L'opera di Giancarlo Zappoli e del gruppo di Gnosis offre infiniti percorsi di lettura, permette di recuperare film di solito esclusi dalle storie del cinema o dimenticati, ridisegna il ruolo della spia, e non solo dal punto di vista cinematografico (figura ambigua che agisce nell'ombra ma che conquista le luci del palcoscenico, eroe che salva il pianeta e doppiogiochista che lo precipita nel caos, strumento di volta in volta del Bene e del Male, fra debolezze morali e intransigenze ideologiche) e suggerisce spunti di riflessione curiosi o inediti. Ne citiamo alcuni. Nei primi decenni del cinema sono le donne che, nel vestire i panni della spia, pur risultando i bersagli più fragili, assurgono per prime al ruolo di eroine divinizzanti (Greta Garbo e Marlene Dietrich). Se fino agli anni Quaranta la regola generale è che nei film di spionaggio le passioni hanno il primato sulle missioni, con lo scoppio del secondo conflitto mondiale l'aspetto militare-propagandistico ha la meglio, soffocando la componente sentimentale dalle sceneggiature. Nello stesso tempo l'agente segreto perde la sua algida invisibilità e acquista tratti più drammatici e volti umani: il confine tra giusto e ingiusto, fedeltà e tradimento, diventa più incerto. Hitchcock è tra i primi a scardinare il manicheismo etico e ideologico e gli schematismi narrativi, e la Guerra fredda farà il resto. Ancora. A partire dagli anni '70 alcuni registi decidono di usare la macchina da presa come strumento d'investigazione, riaprendo sullo schermo casi archiviati in sede giudiziaria (un'onda lunga che arriva fino a JFK di Oliver Stone): solo per stare in Italia si possono citare le «istruttorie» di Francesco Rosi (Il caso Mattei, 1972, Cadaveri eccellenti, 1976), Damiano Damiani (Io ho paura, 1977), Bernardo Bertolucci (Il conformista, 1970) fino a Marco Risi (Il muro di gomma, 1991). Segreti di Stato.

E per il resto, una piccola nota «caratteriale».

Avete notato come sono cambiate le spie negli ultimi vent'anni?
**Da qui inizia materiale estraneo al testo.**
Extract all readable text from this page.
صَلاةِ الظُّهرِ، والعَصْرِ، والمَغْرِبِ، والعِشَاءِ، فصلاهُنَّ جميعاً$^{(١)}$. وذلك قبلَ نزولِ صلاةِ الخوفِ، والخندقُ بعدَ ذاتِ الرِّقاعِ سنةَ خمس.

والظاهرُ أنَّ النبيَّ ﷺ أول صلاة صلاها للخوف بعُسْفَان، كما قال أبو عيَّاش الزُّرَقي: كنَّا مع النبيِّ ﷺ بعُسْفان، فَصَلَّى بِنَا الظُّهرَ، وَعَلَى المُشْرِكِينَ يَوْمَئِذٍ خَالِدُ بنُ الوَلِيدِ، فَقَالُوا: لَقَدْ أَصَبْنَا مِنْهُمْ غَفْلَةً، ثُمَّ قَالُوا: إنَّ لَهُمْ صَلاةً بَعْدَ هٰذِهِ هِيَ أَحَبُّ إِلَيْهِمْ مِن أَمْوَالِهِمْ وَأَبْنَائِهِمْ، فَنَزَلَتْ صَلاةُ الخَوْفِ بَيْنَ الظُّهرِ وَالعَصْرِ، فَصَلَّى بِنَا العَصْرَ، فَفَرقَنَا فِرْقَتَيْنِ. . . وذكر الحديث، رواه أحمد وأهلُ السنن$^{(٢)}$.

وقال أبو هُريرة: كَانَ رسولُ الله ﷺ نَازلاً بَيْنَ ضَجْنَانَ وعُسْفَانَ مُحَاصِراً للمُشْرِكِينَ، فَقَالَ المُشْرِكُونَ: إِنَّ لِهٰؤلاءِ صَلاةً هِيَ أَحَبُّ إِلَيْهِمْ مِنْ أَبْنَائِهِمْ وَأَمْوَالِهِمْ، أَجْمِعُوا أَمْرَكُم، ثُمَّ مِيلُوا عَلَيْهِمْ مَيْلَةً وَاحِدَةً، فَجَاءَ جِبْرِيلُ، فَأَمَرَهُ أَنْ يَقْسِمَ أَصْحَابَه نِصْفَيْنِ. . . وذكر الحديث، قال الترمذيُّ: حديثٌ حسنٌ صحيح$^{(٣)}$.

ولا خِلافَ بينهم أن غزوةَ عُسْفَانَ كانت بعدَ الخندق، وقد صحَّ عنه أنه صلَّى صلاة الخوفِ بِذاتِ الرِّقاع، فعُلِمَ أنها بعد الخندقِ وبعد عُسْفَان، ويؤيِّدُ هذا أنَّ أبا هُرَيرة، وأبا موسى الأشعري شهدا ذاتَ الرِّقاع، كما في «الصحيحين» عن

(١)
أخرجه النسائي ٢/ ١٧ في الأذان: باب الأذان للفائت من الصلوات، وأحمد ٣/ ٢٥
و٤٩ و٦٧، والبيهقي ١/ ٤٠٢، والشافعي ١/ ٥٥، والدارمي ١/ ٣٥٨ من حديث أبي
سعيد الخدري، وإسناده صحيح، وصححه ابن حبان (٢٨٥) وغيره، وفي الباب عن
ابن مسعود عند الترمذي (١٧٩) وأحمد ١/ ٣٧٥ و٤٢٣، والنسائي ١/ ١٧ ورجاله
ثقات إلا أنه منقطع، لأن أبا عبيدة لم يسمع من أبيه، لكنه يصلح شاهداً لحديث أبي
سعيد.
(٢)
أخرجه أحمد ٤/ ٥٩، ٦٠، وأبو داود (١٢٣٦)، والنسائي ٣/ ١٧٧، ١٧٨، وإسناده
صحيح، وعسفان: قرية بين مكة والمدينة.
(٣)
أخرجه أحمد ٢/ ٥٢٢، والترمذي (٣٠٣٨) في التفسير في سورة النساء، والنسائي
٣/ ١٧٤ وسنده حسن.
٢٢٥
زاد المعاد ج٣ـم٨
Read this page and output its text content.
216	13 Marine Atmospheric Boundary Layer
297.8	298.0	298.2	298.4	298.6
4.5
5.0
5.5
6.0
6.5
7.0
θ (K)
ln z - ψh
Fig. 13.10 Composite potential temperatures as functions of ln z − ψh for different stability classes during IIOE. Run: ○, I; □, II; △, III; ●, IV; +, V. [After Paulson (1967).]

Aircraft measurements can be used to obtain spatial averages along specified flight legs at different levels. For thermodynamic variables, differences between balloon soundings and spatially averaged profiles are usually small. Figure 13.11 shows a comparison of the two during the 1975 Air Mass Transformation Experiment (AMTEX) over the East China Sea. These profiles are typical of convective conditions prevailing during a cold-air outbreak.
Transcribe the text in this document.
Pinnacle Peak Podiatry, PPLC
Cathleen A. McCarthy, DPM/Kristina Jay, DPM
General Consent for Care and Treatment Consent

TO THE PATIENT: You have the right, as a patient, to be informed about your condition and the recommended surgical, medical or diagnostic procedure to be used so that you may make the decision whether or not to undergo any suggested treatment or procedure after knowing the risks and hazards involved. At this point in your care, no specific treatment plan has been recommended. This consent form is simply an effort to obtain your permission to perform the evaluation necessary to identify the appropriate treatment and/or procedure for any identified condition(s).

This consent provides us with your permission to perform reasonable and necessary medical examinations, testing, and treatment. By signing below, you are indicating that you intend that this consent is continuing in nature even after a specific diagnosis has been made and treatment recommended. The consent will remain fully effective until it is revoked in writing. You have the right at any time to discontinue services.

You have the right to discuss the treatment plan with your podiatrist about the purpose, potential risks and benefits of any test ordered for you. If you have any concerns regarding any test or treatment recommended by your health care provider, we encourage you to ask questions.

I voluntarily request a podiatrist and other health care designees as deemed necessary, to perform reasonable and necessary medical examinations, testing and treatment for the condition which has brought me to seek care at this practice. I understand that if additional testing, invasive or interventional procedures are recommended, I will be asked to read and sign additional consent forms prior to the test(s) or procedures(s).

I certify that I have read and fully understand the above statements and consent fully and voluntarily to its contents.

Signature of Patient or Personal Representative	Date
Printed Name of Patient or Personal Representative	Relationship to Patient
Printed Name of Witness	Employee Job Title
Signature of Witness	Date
Se negli anni Ottanta-Duemila il «tipo» dell'agente segreto era Jack Ryan, armato di fiducia nei valori democratici, patriottismo e spirito di sacrifico, dopo - senza più patrie o ideologie da difendere - ci siamo ritrovati non più uomini d'intelligence ma soldati preparati per missioni speciali, spesso cupi, soli, disillusi, a volte impotenti contro terrorismi fanatici e jihad, altre traditi e braccati dalle loro stesse Agenzie. Meno smoking, più mimetiche. Finito il Martini, rimangono i martiri.